Papieża żegnał cały świat – pisze brytyjska prasa. Gazety szeroko relacjonują dziś przebieg piątkowych uroczystości żałobnych na placu św. Piotra, podkreślają bezprecedensowy udział w pożegnaniu Jana Pawła II dygnitarzy z całego świata.

Londyński \"Guardian\" w dwóch artykułach pisze o \"poruszającej duchowej jedności tłumów\" przybyłych do Watykanu oraz majestatycznej, monumentalnej ceremonii, podczas której największe wrażenie robiła prosta, cyprysowa trumna, w której złożono ciało Jana Pawła II. I to właśnie ona - jak akcentuje gazeta - stała się doskonałym symbolem cech Jana Pawła II: jego mocy, wytrzymałości, bezpretensjonalności i niezłomnego przekonania o słuszności własnych racji.

Zarówno wierni, jak i katoliccy duchowni, byli zaskoczeni tak powszechną, globalną reakcją świata na śmierć papieża Jana Pawła II - pisze \"Guardian\". Katolicki komentator dziennika, David Lodge zastrzega jednak, że choć Jan Paweł II był religijnym przywódcą olbrzymiego historycznego i duchowego formatu, to był także papieżem kontrowersyjnym. Raczej podsycał niż łagodził różnice poglądów w obecnym Kościele katolickim, któremu przewodniczył w sytuacji dramatycznego spadku liczebności, przede wszystkim księży i zakonnic.
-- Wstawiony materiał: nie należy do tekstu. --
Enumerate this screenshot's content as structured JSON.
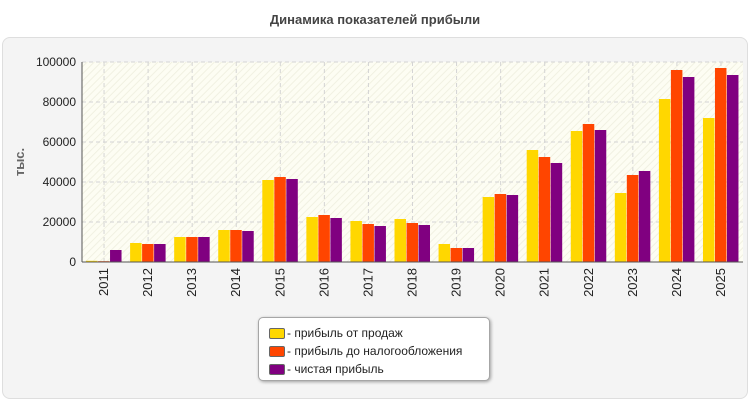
{
  "chart_data": {
    "type": "bar",
    "title": "Динамика показателей прибыли",
    "ylabel": "тыс.",
    "xlabel": "",
    "ylim": [
      0,
      100000
    ],
    "yticks": [
      0,
      20000,
      40000,
      60000,
      80000,
      100000
    ],
    "grid": true,
    "legend_position": "bottom",
    "categories": [
      "2011",
      "2012",
      "2013",
      "2014",
      "2015",
      "2016",
      "2017",
      "2018",
      "2019",
      "2020",
      "2021",
      "2022",
      "2023",
      "2024",
      "2025"
    ],
    "series": [
      {
        "name": "- прибыль от продаж",
        "color": "#ffd700",
        "values": [
          600,
          9500,
          12500,
          16000,
          41000,
          22500,
          20500,
          21500,
          9000,
          32500,
          56000,
          65500,
          34500,
          81500,
          72000
        ]
      },
      {
        "name": "- прибыль до налогообложения",
        "color": "#ff4500",
        "values": [
          400,
          9000,
          12500,
          16000,
          42500,
          23500,
          19000,
          19500,
          7000,
          34000,
          52500,
          69000,
          43500,
          96000,
          97000
        ]
      },
      {
        "name": "- чистая прибыль",
        "color": "#800080",
        "values": [
          6000,
          9000,
          12500,
          15500,
          41500,
          22000,
          18000,
          18500,
          7000,
          33500,
          49500,
          66000,
          45500,
          92500,
          93500
        ]
      }
    ]
  }
}
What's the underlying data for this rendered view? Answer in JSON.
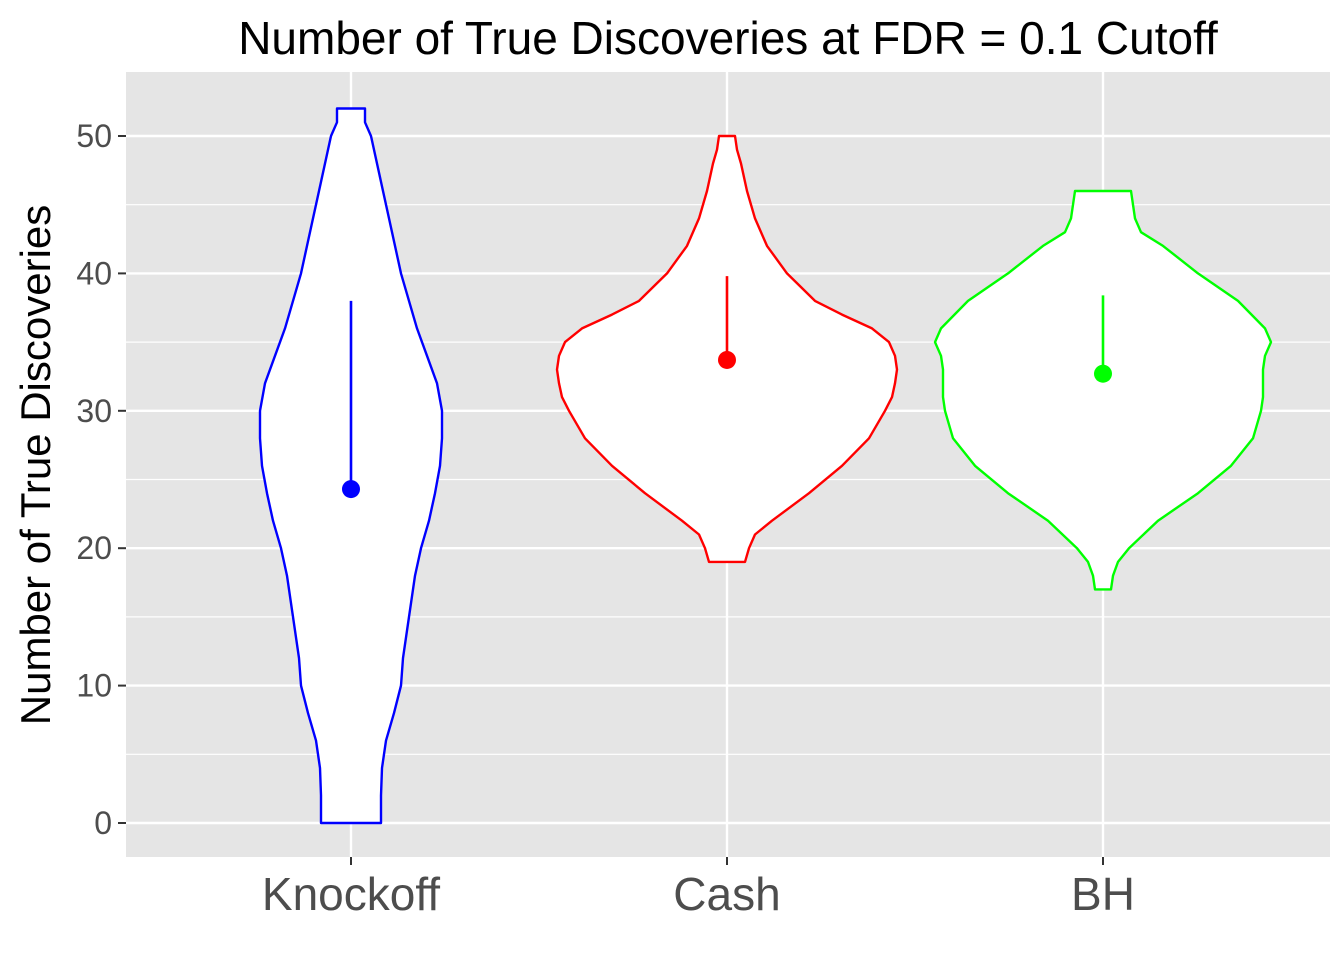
{
  "chart_data": {
    "type": "violin",
    "title": "Number of True Discoveries at FDR = 0.1 Cutoff",
    "xlabel": "",
    "ylabel": "Number of True Discoveries",
    "categories": [
      "Knockoff",
      "Cash",
      "BH"
    ],
    "ylim": [
      -2.5,
      55
    ],
    "y_ticks": [
      0,
      10,
      20,
      30,
      40,
      50
    ],
    "y_tick_labels": [
      "0",
      "10",
      "20",
      "30",
      "40",
      "50"
    ],
    "grid": true,
    "legend": "none",
    "series": [
      {
        "category": "Knockoff",
        "color": "#0000ff",
        "mean": 24.3,
        "line_from": 24.3,
        "line_to": 38,
        "min": 0,
        "max": 52,
        "density_profile": [
          [
            0,
            30
          ],
          [
            2,
            30
          ],
          [
            4,
            31
          ],
          [
            6,
            35
          ],
          [
            8,
            43
          ],
          [
            10,
            50
          ],
          [
            12,
            52
          ],
          [
            14,
            56
          ],
          [
            16,
            60
          ],
          [
            18,
            64
          ],
          [
            20,
            70
          ],
          [
            22,
            78
          ],
          [
            24,
            84
          ],
          [
            26,
            89
          ],
          [
            28,
            91
          ],
          [
            30,
            91
          ],
          [
            32,
            86
          ],
          [
            34,
            76
          ],
          [
            36,
            66
          ],
          [
            38,
            58
          ],
          [
            40,
            50
          ],
          [
            42,
            44
          ],
          [
            44,
            38
          ],
          [
            46,
            32
          ],
          [
            48,
            26
          ],
          [
            50,
            20
          ],
          [
            51,
            14
          ],
          [
            52,
            14
          ]
        ]
      },
      {
        "category": "Cash",
        "color": "#ff0000",
        "mean": 33.7,
        "line_from": 33.7,
        "line_to": 39.8,
        "min": 19,
        "max": 50,
        "density_profile": [
          [
            19,
            18
          ],
          [
            20,
            22
          ],
          [
            21,
            28
          ],
          [
            22,
            45
          ],
          [
            24,
            82
          ],
          [
            26,
            115
          ],
          [
            28,
            142
          ],
          [
            30,
            158
          ],
          [
            31,
            165
          ],
          [
            32,
            168
          ],
          [
            33,
            170
          ],
          [
            34,
            168
          ],
          [
            35,
            162
          ],
          [
            36,
            145
          ],
          [
            37,
            115
          ],
          [
            38,
            88
          ],
          [
            40,
            60
          ],
          [
            42,
            40
          ],
          [
            44,
            28
          ],
          [
            46,
            20
          ],
          [
            48,
            14
          ],
          [
            49,
            10
          ],
          [
            50,
            8
          ]
        ]
      },
      {
        "category": "BH",
        "color": "#00ff00",
        "mean": 32.7,
        "line_from": 32.7,
        "line_to": 38.4,
        "min": 17,
        "max": 46,
        "density_profile": [
          [
            17,
            8
          ],
          [
            18,
            10
          ],
          [
            19,
            15
          ],
          [
            20,
            26
          ],
          [
            22,
            55
          ],
          [
            24,
            95
          ],
          [
            26,
            128
          ],
          [
            28,
            150
          ],
          [
            30,
            158
          ],
          [
            31,
            160
          ],
          [
            32,
            160
          ],
          [
            33,
            160
          ],
          [
            34,
            162
          ],
          [
            35,
            168
          ],
          [
            36,
            162
          ],
          [
            38,
            135
          ],
          [
            40,
            95
          ],
          [
            42,
            60
          ],
          [
            43,
            38
          ],
          [
            44,
            32
          ],
          [
            45,
            30
          ],
          [
            46,
            28
          ]
        ]
      }
    ]
  }
}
Wielu uczestników pogrzebu Jana Pawła II powtarzało, że przybyli do Watykanu, by spłacić choć część długu - napisał w relacji z Watykanu \"The Times\". Karol Wojtyła był najczęściej podróżującym papieżem w historii; widziało go osobiście więcej osób niż kogokolwiek innego na świecie.

Z miasta, z kraju, ze wszystkich kontynentów, ale przede wszystkim z Polski, napłynęli pielgrzymi olbrzymimi chmarami, całymi setkami tysięcy. Śpiewając, machając szalikami, powiewając flagami, żałobnicy wyglądali czasami i brzmieli jak wyjątkowo dobrze wychowani kibice piłkarscy. Ale dla nich, była to prawdziwa pielgrzymka - napisał dzisiejszym wydaniu londyński dziennik.

W życiu Jan Paweł II był pod względem politycznym najbardziej konsekwentnym papieżem od wielu stuleci – pisze \"The Times\". Jego obrona osób prześladowanych w jego własnym kraju i w innych miejscach przyczyniła się do obalenia komunizmu w Europie. Rozumiał on także, jak znaczną ziemską władzę może mieć w krajach demokratycznych przywódca miliarda katolików - przypomina gazeta.

Pisząc o wielkim spotkaniu polityków z różnych krajów i różnych, często nawet wrogich orientacji, a także przywódców najróżniejszych wiar i religii, do jakiego doszło podczas pogrzebu, dziennik pisze, że w chwili śmierci Jana Pawła II ten mariaż polityki i duchowości stał się jeszcze bardziej widoczny niż kiedykolwiek.